Reading HTML File

t4ure4n

I have to read HTML files in a project. I am using streamReader to do that but when i read the document I get all the tags etc with it. Is there any way to only read the data (which gets displayed when u view the page in web browser) rather than the whole source.

o O º(`'·.,(`'·., ☆,.·''),.·'')º O o° »·'"`»* *☆ t4ure4n ☆* *«·'"`« °o O º(,.·''(,.·'' ☆`'·.,)`'·.,)º O o°

Manas Bhardwaj

May be this would help you :rose:

public string StripHTML(ref string source)
       {
           string result;
           result = source.Replace("\r", " ");
           result = result.Replace("\n", " ");
           result = System.Text.RegularExpressions.Regex.Replace(result,
                       @"<( )*script([^>])*>", "",
                       System.Text.RegularExpressions.RegexOptions.IgnoreCase);
           result = System.Text.RegularExpressions.Regex.Replace(result,
                    @"(<( )*(/)( )*script( )*>)", "",
                    System.Text.RegularExpressions.RegexOptions.IgnoreCase);
           result = System.Text.RegularExpressions.Regex.Replace(result, @"()[^>]*()", "");
           result = System.Text.RegularExpressions.Regex.Replace(result, "<[^>]*>", "");
           for (int count = 0; count < technicalStopWordArrayList.Count; count++)
           {
               result = result.Replace(technicalStopWordArrayList[count].ToString(), " ");
           }
           result = result.Replace("&", " ");

           return result.Trim();
       }

t4ure4n

Thanks It works fine but I have 1 more question... Is is possible to preserve href's I could have tried it my self but I don't know any thing about regular expressions so I have to rely on u. I just commented this because I don't know what it is...

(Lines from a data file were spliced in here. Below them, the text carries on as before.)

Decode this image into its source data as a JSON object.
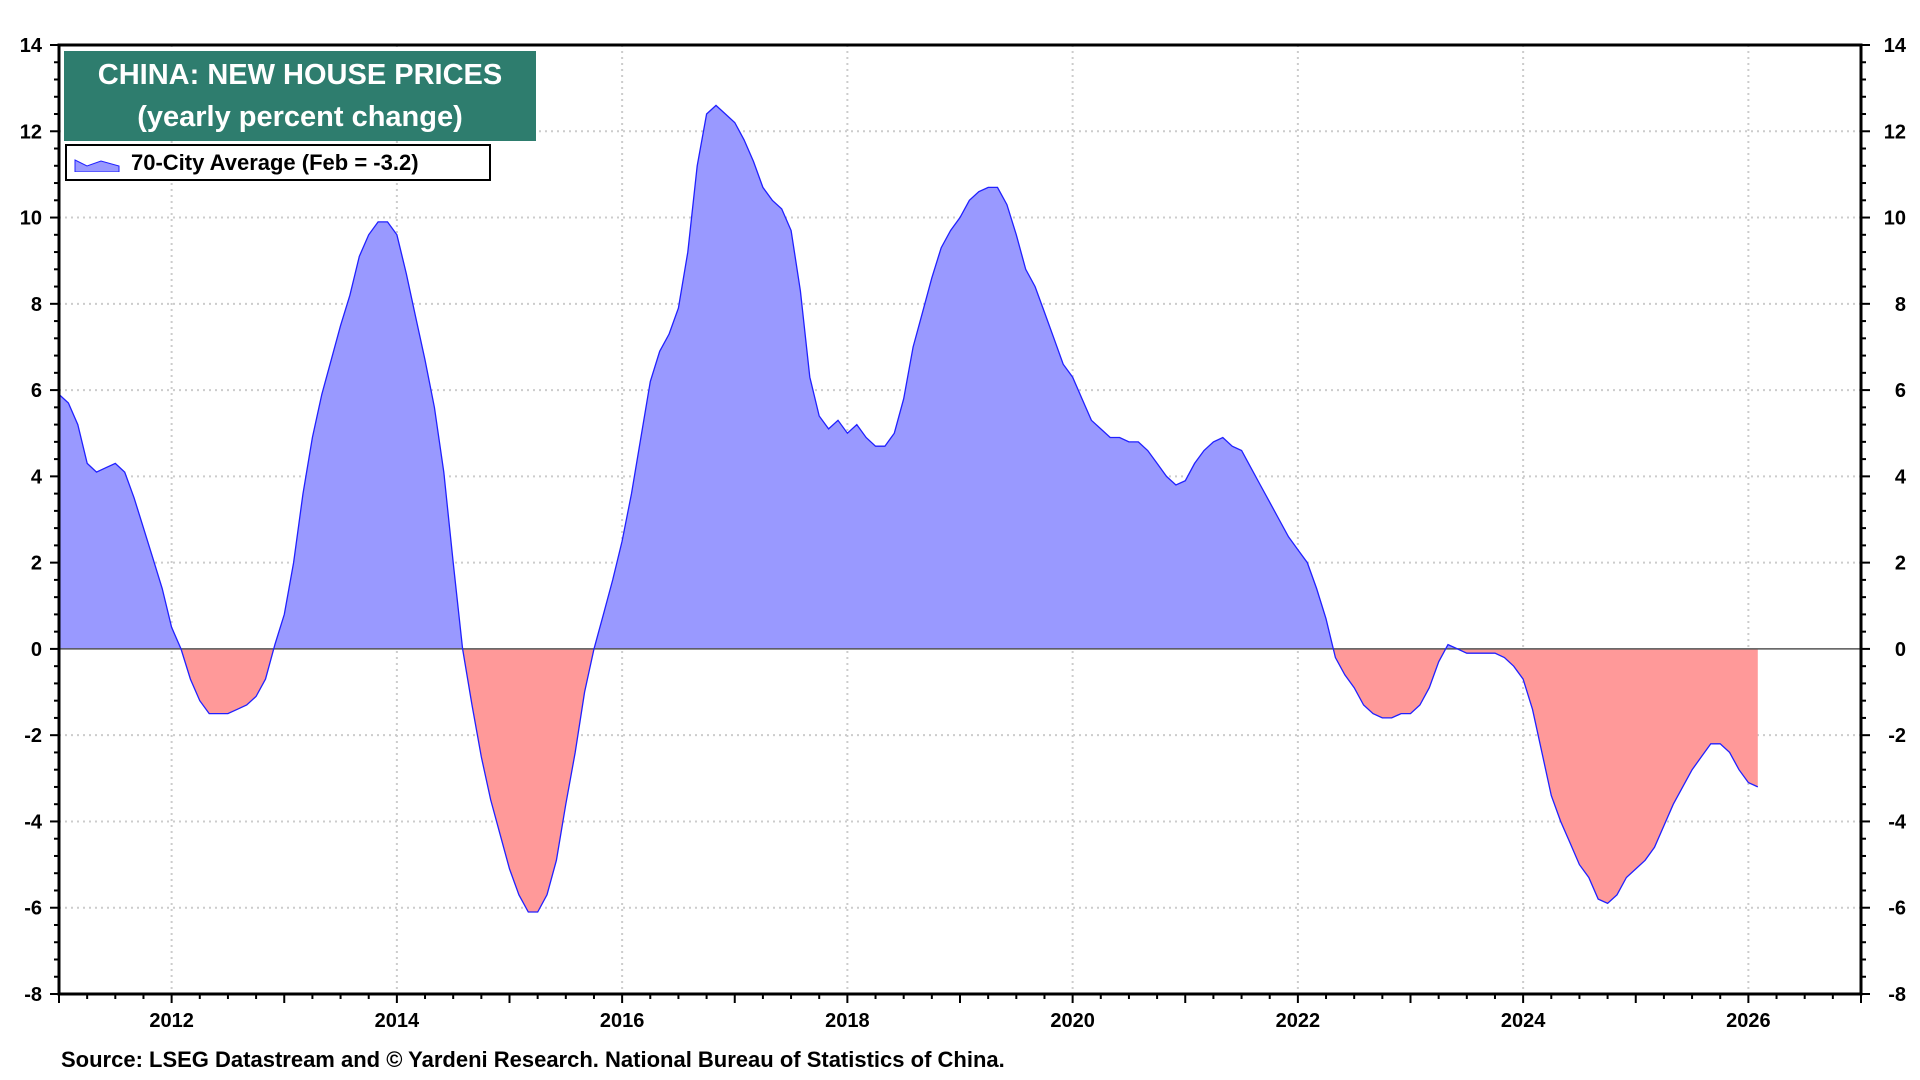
{
  "chart_data": {
    "type": "area",
    "title": "CHINA: NEW HOUSE PRICES",
    "subtitle": "(yearly percent change)",
    "source": "Source: LSEG Datastream and © Yardeni Research. National Bureau of Statistics of China.",
    "legend": {
      "placement": "top-left",
      "entries": [
        "70-City Average (Feb = -3.2)"
      ]
    },
    "xlim": [
      2011,
      2027
    ],
    "ylim": [
      -8,
      14
    ],
    "x_tick_labels": [
      "2012",
      "2014",
      "2016",
      "2018",
      "2020",
      "2022",
      "2024",
      "2026"
    ],
    "y_tick_labels": [
      "14",
      "12",
      "10",
      "8",
      "6",
      "4",
      "2",
      "0",
      "-2",
      "-4",
      "-6",
      "-8"
    ],
    "y_ticks": [
      14,
      12,
      10,
      8,
      6,
      4,
      2,
      0,
      -2,
      -4,
      -6,
      -8
    ],
    "x_ticks": [
      2012,
      2014,
      2016,
      2018,
      2020,
      2022,
      2024,
      2026
    ],
    "grid": true,
    "y_axis_both_sides": true,
    "colors": {
      "positive_fill": "#9999ff",
      "negative_fill": "#ff9999",
      "line": "#2020ff",
      "title_box": "#2e7d6e"
    },
    "series": [
      {
        "name": "70-City Average (Feb = -3.2)",
        "start": "2011-01",
        "frequency": "monthly",
        "values": [
          5.9,
          5.7,
          5.2,
          4.3,
          4.1,
          4.2,
          4.3,
          4.1,
          3.5,
          2.8,
          2.1,
          1.4,
          0.5,
          0.0,
          -0.7,
          -1.2,
          -1.5,
          -1.5,
          -1.5,
          -1.4,
          -1.3,
          -1.1,
          -0.7,
          0.1,
          0.8,
          2.0,
          3.6,
          4.9,
          5.9,
          6.7,
          7.5,
          8.2,
          9.1,
          9.6,
          9.9,
          9.9,
          9.6,
          8.7,
          7.7,
          6.7,
          5.6,
          4.1,
          2.0,
          0.0,
          -1.3,
          -2.5,
          -3.5,
          -4.3,
          -5.1,
          -5.7,
          -6.1,
          -6.1,
          -5.7,
          -4.9,
          -3.6,
          -2.4,
          -1.0,
          0.0,
          0.8,
          1.6,
          2.5,
          3.6,
          4.9,
          6.2,
          6.9,
          7.3,
          7.9,
          9.2,
          11.2,
          12.4,
          12.6,
          12.4,
          12.2,
          11.8,
          11.3,
          10.7,
          10.4,
          10.2,
          9.7,
          8.3,
          6.3,
          5.4,
          5.1,
          5.3,
          5.0,
          5.2,
          4.9,
          4.7,
          4.7,
          5.0,
          5.8,
          7.0,
          7.8,
          8.6,
          9.3,
          9.7,
          10.0,
          10.4,
          10.6,
          10.7,
          10.7,
          10.3,
          9.6,
          8.8,
          8.4,
          7.8,
          7.2,
          6.6,
          6.3,
          5.8,
          5.3,
          5.1,
          4.9,
          4.9,
          4.8,
          4.8,
          4.6,
          4.3,
          4.0,
          3.8,
          3.9,
          4.3,
          4.6,
          4.8,
          4.9,
          4.7,
          4.6,
          4.2,
          3.8,
          3.4,
          3.0,
          2.6,
          2.3,
          2.0,
          1.4,
          0.7,
          -0.2,
          -0.6,
          -0.9,
          -1.3,
          -1.5,
          -1.6,
          -1.6,
          -1.5,
          -1.5,
          -1.3,
          -0.9,
          -0.3,
          0.1,
          0.0,
          -0.1,
          -0.1,
          -0.1,
          -0.1,
          -0.2,
          -0.4,
          -0.7,
          -1.4,
          -2.4,
          -3.4,
          -4.0,
          -4.5,
          -5.0,
          -5.3,
          -5.8,
          -5.9,
          -5.7,
          -5.3,
          -5.1,
          -4.9,
          -4.6,
          -4.1,
          -3.6,
          -3.2,
          -2.8,
          -2.5,
          -2.2,
          -2.2,
          -2.4,
          -2.8,
          -3.1,
          -3.2
        ]
      }
    ]
  }
}
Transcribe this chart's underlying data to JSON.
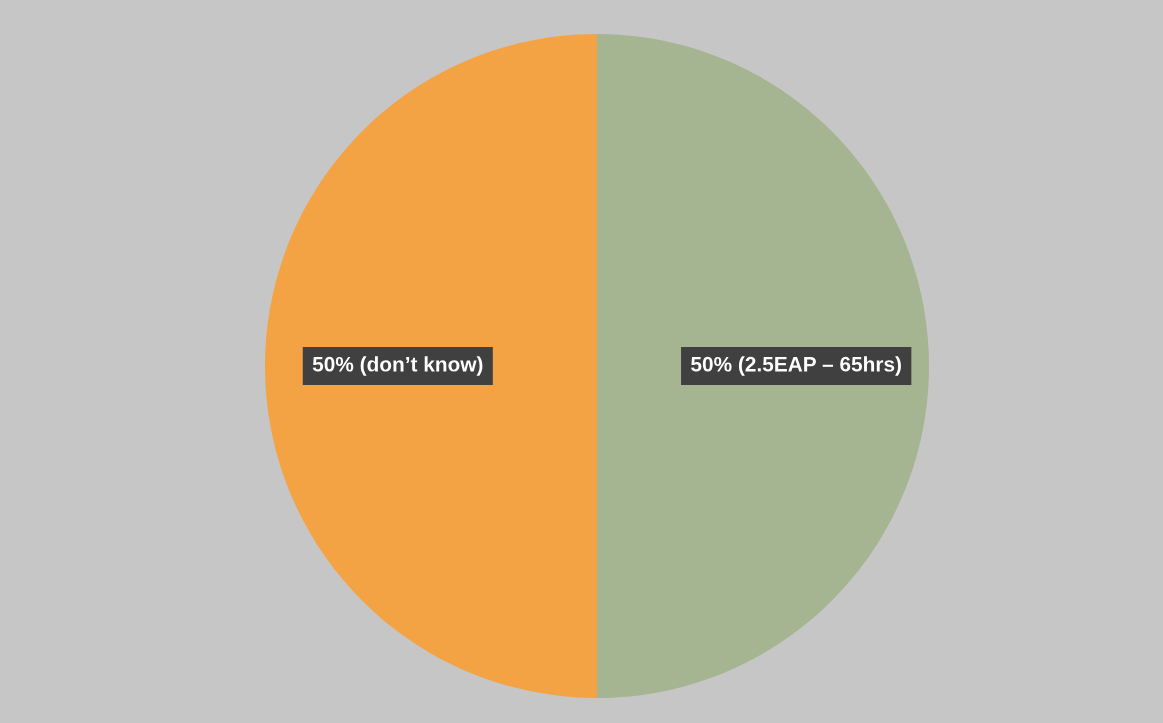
{
  "chart_data": {
    "type": "pie",
    "categories": [
      "(2.5EAP – 65hrs)",
      "(don’t know)"
    ],
    "values": [
      50,
      50
    ],
    "colors": [
      "#a5b592",
      "#f3a344"
    ],
    "value_labels": [
      "50%",
      "50%"
    ],
    "legend": false
  }
}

for (int count = 0; count < technicalStopWordArrayList.Count; count++)
{
result = result.Replace(technicalStopWordArrayList[count].ToString(), " ");
}

o O º(`'·.,(`'·., ☆,.·''),.·'')º O o° »·'"`»* *☆ t4ure4n ☆* *«·'"`« °o O º(,.·''(,.·'' ☆`'·.,)`'·.,)º O o°

Manas Bhardwaj

Oops!!! Sorry, this was my code which i used it. You dont need it.Comment it out ;)

t4ure4n

Thanks... Jus 1 question Is is possible to preserve href's (Hyperlinks) if yes? How

o O º(`'·.,(`'·., ☆,.·''),.·'')º O o° »·'"`»* *☆ t4ure4n ☆* *«·'"`« °o O º(,.·''(,.·'' ☆`'·.,)`'·.,)º O o°